Speaking to THE CITY in Arabic this week, she added: “It doesn’t make sense for Manhattan vendors who’ve been here for over 10 years to get up and leave to go to a new borough. Every vendor should get to decide where they work.”
According to Attia, the DOHMH is taking this feedback into consideration and is working on creating two separate waitlists. To do this, they will reach out to vendors and give them 90 days to choose which waitlist they want to be on, he said.
“We were really frustrated,” Attia said. “We were like, what happened? You guys had months to work on this.”
Asked about Attia’s claims, a spokesperson for DOHMH said, “We will comment when this is finalized.”
More generally, the spokesperson, who did not agree to be named, said, “We are working to finalize the rules, and applications will go out after the rules go into effect. The process is behind schedule, in part because we want to be responsive to the public comments we received on the proposed rules, and give this feedback the deliberation it deserves. We are working as quickly as we can.”
Councilmember Shahana Hanif, who attended the rally, told THE CITY that to her knowledge, the health department has not reached out to vendors since the law initially passed. Department officials are only now offering to engage with advocates, Hanif said.
“It hasn’t been transparent, and we’re looking to DOHMH to correct this and urgently begin issuing the new licenses,” she added.
The delays comes as 1,189 budget positions at DOHMH were unfilled as of June, giving it a 19.1% vacancy rate that’s the second highest percentage of any city agency or department as the city has struggled to fill open roles and, at times, to provide services related to those roles.
While vendors wait for the new permit applications, they are experiencing a rise in ticketing.
The 2021 legislation transferred enforcement of street vending rules from the NYPD to the Department of Consumer and Worker Protection, but according to an analysis by City Limits, between June 1, 2021 and May 31, 2022, the first year since DCWP was supposed to take over enforcement, both agencies wrote tickets, collectively issuing 2,427 fines — 33% more than in 2019.
In statements to THE CITY, both agencies acknowledged their partnership, with DWCP saying it “is committed to an education first approach to vending that includes the opportunity to comply before issuing violations” and that it ”enlists support from NYPD in areas with significant and repeated noncompliance, including in locations where inspectors have been threatened with violence.”

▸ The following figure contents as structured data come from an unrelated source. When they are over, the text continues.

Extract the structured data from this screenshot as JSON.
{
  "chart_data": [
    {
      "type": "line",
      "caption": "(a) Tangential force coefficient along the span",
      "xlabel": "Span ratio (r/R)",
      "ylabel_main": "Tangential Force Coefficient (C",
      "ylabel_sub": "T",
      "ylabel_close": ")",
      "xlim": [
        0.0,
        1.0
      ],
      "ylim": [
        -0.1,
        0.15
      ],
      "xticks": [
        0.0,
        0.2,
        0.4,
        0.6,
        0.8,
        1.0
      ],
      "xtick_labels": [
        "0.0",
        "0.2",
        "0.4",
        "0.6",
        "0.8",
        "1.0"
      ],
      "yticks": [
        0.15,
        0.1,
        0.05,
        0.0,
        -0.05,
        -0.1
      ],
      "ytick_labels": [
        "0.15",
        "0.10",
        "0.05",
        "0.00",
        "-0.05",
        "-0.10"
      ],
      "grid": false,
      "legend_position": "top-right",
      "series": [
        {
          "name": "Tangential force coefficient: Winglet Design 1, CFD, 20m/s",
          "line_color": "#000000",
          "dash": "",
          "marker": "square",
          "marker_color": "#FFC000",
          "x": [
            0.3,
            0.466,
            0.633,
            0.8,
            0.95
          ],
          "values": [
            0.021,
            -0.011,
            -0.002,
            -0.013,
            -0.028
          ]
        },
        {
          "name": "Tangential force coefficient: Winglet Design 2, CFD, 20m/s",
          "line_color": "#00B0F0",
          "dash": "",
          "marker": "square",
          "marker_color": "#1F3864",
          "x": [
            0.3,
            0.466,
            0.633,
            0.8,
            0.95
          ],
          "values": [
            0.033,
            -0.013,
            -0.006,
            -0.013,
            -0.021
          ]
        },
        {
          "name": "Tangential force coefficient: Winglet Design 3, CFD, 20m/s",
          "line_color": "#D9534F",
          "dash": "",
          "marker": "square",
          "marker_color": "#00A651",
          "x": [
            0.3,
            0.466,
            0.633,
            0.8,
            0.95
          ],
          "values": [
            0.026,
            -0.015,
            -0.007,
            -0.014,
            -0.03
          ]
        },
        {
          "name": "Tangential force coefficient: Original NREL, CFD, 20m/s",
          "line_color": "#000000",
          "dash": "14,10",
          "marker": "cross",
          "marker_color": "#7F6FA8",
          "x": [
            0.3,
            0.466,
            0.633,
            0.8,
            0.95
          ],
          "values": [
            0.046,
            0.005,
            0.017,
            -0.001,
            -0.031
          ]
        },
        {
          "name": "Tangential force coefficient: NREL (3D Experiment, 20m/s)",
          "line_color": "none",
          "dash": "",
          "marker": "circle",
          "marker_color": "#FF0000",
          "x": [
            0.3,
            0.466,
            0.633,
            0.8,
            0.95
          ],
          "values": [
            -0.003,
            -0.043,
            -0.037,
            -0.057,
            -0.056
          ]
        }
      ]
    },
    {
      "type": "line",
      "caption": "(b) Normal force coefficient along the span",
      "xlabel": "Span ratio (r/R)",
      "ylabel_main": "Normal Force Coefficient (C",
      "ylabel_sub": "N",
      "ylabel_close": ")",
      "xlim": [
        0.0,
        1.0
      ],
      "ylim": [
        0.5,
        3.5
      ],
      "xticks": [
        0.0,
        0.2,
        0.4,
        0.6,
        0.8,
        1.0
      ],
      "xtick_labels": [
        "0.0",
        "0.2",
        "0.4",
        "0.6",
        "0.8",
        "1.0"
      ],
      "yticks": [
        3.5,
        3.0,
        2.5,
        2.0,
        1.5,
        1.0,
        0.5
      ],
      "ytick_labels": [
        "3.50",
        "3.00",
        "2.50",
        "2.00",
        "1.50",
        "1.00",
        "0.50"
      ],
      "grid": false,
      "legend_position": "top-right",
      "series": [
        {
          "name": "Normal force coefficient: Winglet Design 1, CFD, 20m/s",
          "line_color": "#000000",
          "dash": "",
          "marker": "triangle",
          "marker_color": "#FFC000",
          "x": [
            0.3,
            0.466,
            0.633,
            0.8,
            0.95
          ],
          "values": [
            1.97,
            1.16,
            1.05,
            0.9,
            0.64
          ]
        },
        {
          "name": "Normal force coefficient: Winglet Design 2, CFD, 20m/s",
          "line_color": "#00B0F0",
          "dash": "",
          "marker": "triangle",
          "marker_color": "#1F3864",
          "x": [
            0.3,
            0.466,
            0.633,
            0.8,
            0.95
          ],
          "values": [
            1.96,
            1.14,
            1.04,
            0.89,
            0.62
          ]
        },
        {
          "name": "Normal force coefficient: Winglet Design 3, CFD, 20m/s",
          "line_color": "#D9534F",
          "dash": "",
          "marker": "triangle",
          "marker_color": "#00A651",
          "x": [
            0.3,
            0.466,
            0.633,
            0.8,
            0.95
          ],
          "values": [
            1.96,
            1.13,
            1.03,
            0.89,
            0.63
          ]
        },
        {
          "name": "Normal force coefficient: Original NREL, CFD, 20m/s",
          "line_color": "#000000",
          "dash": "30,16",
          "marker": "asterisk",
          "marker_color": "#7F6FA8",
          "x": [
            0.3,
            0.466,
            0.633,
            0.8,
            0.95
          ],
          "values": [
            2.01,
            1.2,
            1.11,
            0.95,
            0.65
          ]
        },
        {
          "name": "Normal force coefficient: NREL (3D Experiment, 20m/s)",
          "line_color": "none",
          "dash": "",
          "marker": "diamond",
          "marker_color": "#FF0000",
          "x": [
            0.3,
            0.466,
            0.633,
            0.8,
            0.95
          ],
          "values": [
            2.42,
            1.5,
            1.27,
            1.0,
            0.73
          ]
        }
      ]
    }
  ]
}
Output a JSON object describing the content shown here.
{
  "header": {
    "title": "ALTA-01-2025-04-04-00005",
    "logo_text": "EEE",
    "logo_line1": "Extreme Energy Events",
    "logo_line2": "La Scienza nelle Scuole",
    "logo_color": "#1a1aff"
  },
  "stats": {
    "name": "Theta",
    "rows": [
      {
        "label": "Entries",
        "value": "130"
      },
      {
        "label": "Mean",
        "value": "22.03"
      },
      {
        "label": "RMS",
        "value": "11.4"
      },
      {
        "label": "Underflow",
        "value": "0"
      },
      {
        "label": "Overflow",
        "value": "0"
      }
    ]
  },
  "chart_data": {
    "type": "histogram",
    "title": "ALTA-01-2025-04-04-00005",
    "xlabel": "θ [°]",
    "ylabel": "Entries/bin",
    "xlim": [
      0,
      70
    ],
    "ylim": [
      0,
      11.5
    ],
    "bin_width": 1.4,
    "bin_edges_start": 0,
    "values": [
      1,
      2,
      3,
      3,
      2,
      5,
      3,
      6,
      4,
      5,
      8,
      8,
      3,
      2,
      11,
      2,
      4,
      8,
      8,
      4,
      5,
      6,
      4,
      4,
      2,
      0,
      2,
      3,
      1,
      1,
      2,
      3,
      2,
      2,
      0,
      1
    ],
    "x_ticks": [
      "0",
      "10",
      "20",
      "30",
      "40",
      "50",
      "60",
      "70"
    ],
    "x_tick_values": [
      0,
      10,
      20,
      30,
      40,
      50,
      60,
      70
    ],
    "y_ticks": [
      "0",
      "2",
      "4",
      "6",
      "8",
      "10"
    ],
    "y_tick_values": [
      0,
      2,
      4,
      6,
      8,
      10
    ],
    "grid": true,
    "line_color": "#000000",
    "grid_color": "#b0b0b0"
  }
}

But as tickets mount, many vendors feel like they’re being punished by the city for not having a permit even as they have no way to get a permit.
“The city has created an artificial problem of scarcity by limiting the number of licenses,” Councilmember Shekar Krishnan (D-Queens), who spoke at the protest, told THE CITY later in the day. “We made it more difficult for people to earn a living and on top of that, we’re increasing enforcement on them.”
Other Council members in attendance included Democrats Sandy Nurse and Christopher Marte of Brooklyn and Kristin Richardson Jordan of Manhattan.
Expressing frustration about the cap on permits and the increase in enforcement, protesters on Thursday hung banners outside DCWP, DOHMH, and the Department of Small Business Services, listing their demands.
They called on City Council to lift the cap on food vending permits altogether, end police enforcement, establish a division within SBS dedicated to vendor services and create more legal locations for vending.
State Sen. Jessica Ramos (D-Queens), speaking at the protest, called out Mayor Eric Adams for falling short of his boasts about being business-friendly.
“Don’t just be a mayor for big businesses,” Ramos said. “Our smallest business owners are looking for dignity and the legalization of their businesses.”